The situation is even more complex in western Germany. So far, only 47 percent of elementary school students attend an all-day offer and 18 percent attend an afternoon offer. If you want to offer all children an all-day offer, an additional million places would have to be created. “This requires around 76,000 more specialists than will be available by then,” writes the foundation. In East and West together, more than 100,000 additional skilled workers would be needed.

More favorable scenarios were also calculated. If not all, but only around 86 percent of the children in the east take advantage of after-school care, the need for skilled workers is reduced to 18,000 in the east and 55,000 in the west. If some of the children continue to only take advantage of the short afternoon care, 34,000 additional workers would be sufficient in the west and 18,000 in the east. Even in the best-case scenario with low take-up, significantly more skilled workers would be needed than the 37,000 who, according to the forecast, will enter the labor market by 2030.
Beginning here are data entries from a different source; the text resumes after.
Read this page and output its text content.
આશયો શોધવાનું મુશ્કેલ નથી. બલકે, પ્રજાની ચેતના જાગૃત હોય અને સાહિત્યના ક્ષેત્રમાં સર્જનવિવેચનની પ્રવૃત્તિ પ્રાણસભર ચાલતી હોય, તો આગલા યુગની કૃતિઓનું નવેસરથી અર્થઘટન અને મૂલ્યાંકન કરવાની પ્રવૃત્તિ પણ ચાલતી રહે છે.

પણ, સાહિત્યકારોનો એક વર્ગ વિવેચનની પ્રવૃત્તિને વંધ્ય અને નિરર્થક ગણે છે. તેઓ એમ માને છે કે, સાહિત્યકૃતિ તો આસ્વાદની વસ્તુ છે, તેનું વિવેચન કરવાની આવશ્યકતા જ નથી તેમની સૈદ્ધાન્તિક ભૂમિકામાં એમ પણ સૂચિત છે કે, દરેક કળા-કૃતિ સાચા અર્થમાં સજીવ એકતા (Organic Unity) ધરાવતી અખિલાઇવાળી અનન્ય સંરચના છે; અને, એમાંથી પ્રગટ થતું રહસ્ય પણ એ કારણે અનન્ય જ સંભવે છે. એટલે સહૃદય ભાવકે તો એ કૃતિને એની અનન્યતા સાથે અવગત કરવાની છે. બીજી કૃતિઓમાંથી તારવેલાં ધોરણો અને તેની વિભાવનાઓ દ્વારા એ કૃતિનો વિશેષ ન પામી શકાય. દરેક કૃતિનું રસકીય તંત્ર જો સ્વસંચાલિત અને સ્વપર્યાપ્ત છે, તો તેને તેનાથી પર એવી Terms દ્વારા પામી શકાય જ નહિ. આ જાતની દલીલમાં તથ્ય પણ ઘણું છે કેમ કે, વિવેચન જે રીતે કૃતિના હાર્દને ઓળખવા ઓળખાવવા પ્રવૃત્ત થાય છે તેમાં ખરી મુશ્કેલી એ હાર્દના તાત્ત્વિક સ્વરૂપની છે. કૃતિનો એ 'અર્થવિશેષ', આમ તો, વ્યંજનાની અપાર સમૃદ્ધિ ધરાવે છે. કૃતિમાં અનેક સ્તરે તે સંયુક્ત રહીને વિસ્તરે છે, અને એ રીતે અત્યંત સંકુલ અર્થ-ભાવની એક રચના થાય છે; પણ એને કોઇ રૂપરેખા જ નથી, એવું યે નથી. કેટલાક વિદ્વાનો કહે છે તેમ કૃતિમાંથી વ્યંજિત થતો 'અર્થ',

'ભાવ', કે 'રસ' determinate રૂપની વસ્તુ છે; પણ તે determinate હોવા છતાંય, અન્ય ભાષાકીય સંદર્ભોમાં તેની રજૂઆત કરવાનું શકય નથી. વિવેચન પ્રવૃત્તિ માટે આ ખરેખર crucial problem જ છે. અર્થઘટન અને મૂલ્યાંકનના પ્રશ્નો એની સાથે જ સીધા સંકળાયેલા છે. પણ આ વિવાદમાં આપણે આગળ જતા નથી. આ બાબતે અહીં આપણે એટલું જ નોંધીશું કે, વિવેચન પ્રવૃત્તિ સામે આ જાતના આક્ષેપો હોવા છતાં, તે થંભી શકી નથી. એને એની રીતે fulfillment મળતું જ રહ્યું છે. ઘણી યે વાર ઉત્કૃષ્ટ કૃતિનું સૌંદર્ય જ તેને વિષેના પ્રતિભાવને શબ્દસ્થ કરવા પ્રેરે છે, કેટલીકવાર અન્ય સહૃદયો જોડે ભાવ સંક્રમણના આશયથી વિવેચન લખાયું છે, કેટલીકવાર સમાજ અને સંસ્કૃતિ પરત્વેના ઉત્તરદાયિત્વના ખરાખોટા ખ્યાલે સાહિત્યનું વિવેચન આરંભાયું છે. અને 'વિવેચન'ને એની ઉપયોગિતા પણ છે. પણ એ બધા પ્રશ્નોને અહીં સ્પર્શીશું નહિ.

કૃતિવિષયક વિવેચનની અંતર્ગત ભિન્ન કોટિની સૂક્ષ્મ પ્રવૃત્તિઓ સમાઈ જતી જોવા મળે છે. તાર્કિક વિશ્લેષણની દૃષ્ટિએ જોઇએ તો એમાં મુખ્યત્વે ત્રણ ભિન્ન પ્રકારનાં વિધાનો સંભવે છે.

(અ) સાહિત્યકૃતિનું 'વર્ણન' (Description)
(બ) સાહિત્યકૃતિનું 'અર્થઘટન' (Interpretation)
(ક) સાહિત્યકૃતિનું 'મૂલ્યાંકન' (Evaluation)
However, the Bertelsmann Foundation points out that the data basis for these calculations is incomplete and inconsistent. This makes it difficult to take a comprehensive inventory. Nevertheless, the scenarios clearly showed that the implementation of the legal entitlement could only be managed with a significantly increased supply of skilled workers, said Anette Stein, director of the foundation’s “Education and Next Generation” program. “Therefore, the federal states, together with all those responsible, must take differentiated measures now to prevent the increasing shortage of staff in primary schools and after-school care centers.”
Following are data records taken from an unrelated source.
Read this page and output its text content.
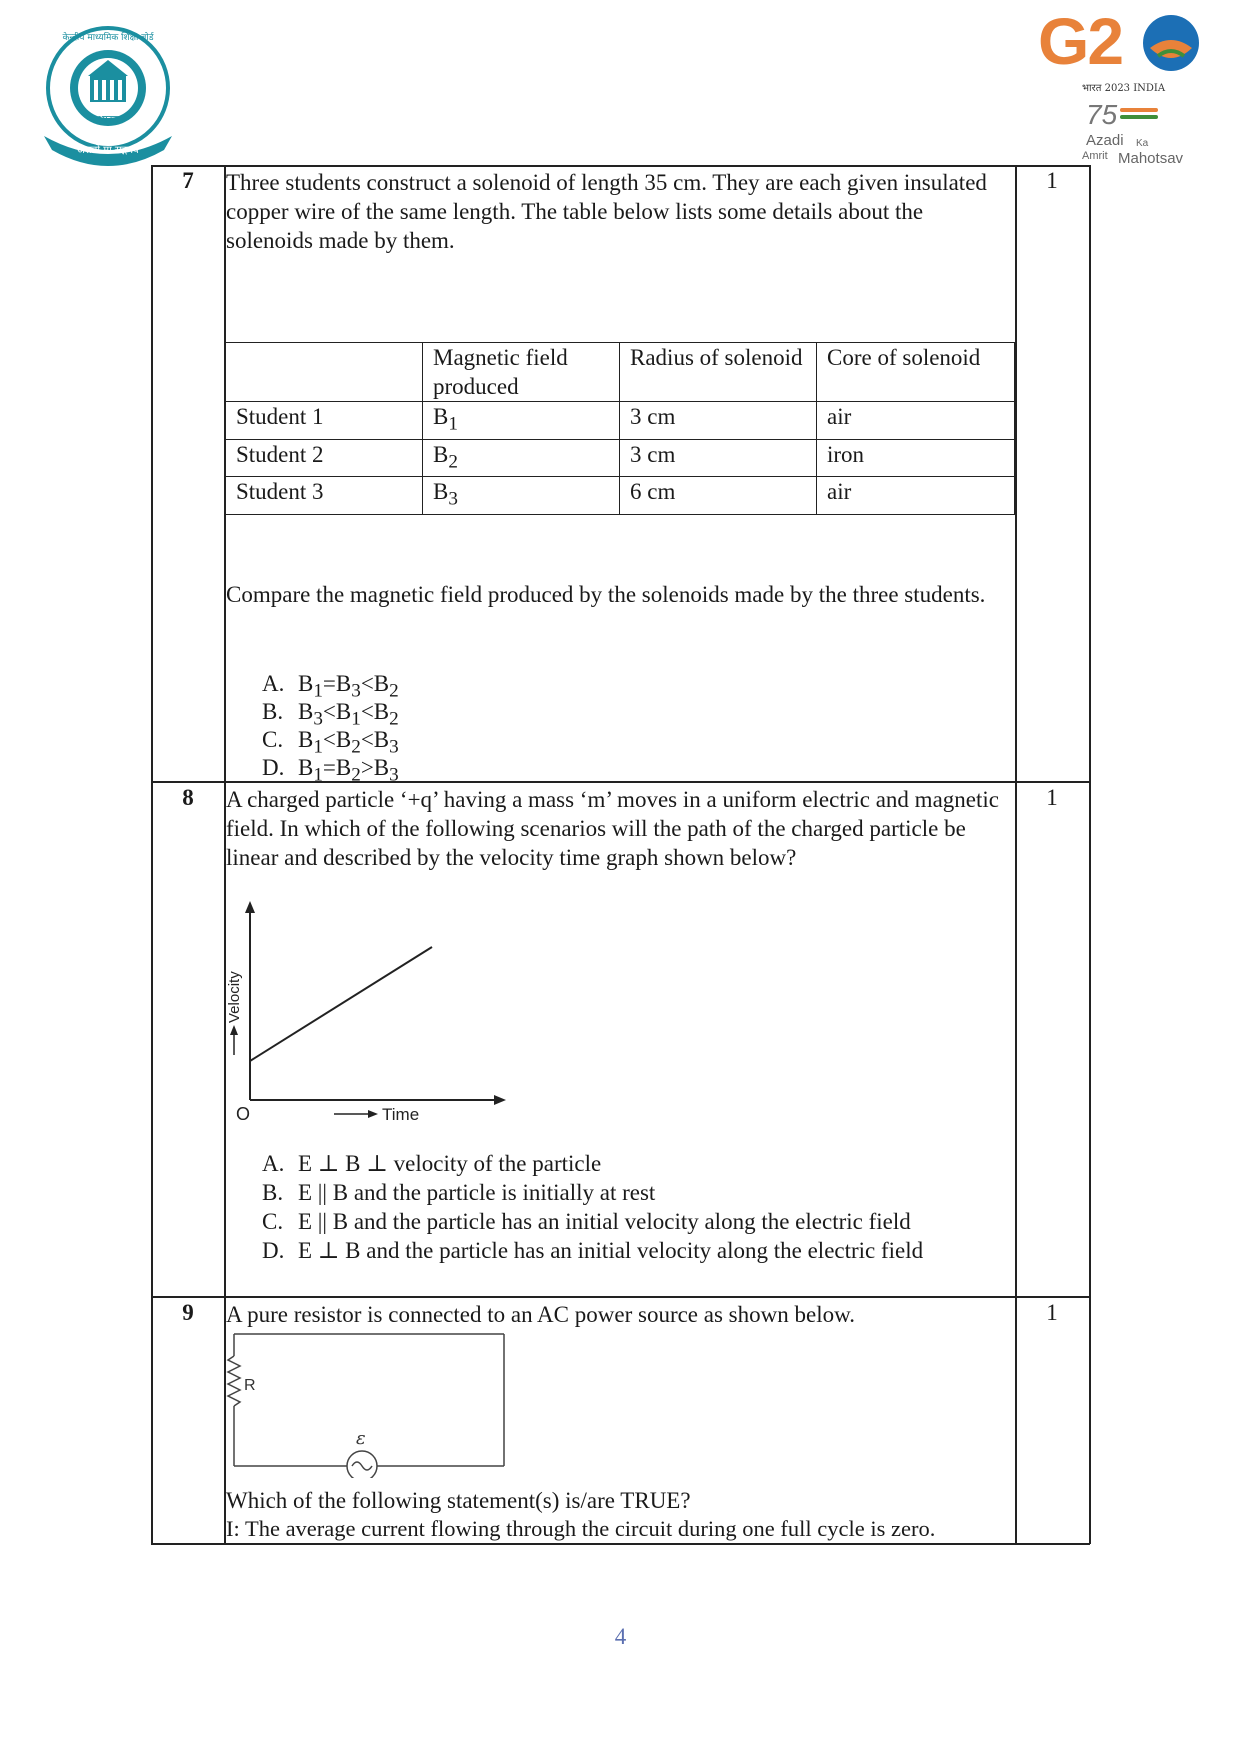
केन्द्रीय माध्यमिक शिक्षा बोर्ड
भारत
असतो मा सद्गमय
G2
भारत 2023 INDIA
75
Azadi Ka
Amrit Mahotsav
7	1
Three students construct a solenoid of length 35 cm. They are each given insulated copper wire of the same length. The table below lists some details about the solenoids made by them.
	Magnetic field produced	Radius of solenoid	Core of solenoid
Student 1	$B_1$	3 cm	air
Student 2	$B_2$	3 cm	iron
Student 3	$B_3$	6 cm	air
Compare the magnetic field produced by the solenoids made by the three students.
A. $B_1=B_3<B_2$
B. $B_3<B_1<B_2$
C. $B_1<B_2<B_3$
D. $B_1=B_2>B_3$
8	1
A charged particle ‘+q’ having a mass ‘m’ moves in a uniform electric and magnetic field. In which of the following scenarios will the path of the charged particle be linear and described by the velocity time graph shown below?
Velocity
Time
O
A. E ⊥ B ⊥ velocity of the particle
B. E || B and the particle is initially at rest
C. E || B and the particle has an initial velocity along the electric field
D. E ⊥ B and the particle has an initial velocity along the electric field
9	1
A pure resistor is connected to an AC power source as shown below.
R
ε
Which of the following statement(s) is/are TRUE?
I: The average current flowing through the circuit during one full cycle is zero.
4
With a view to the results of the first edition of the Skilled Labor Radar from August 2021, the dimensions of the staff shortage are even greater, the foundation warns. Accordingly, around 230,000 pedagogical employees will also be missing in the daycare sector by 2030.

In order for the legal entitlement to an all-day place to go hand in hand with educational opportunities, sufficient and well-qualified educational staff are required, Stein warned. “The lever for this is a long-term specialist offensive by the federal and state governments.” For this, politicians must now create the legal framework, sufficient training capacities and incentives for entering the professional field.

The IQB education trend of the Conference of Ministers of Education recently showed how important it is to give really intensive support to children who have just been left behind, instead of just keeping them at school in the afternoon. According to this, every fifth child now fails to meet the minimum standards in German and mathematics.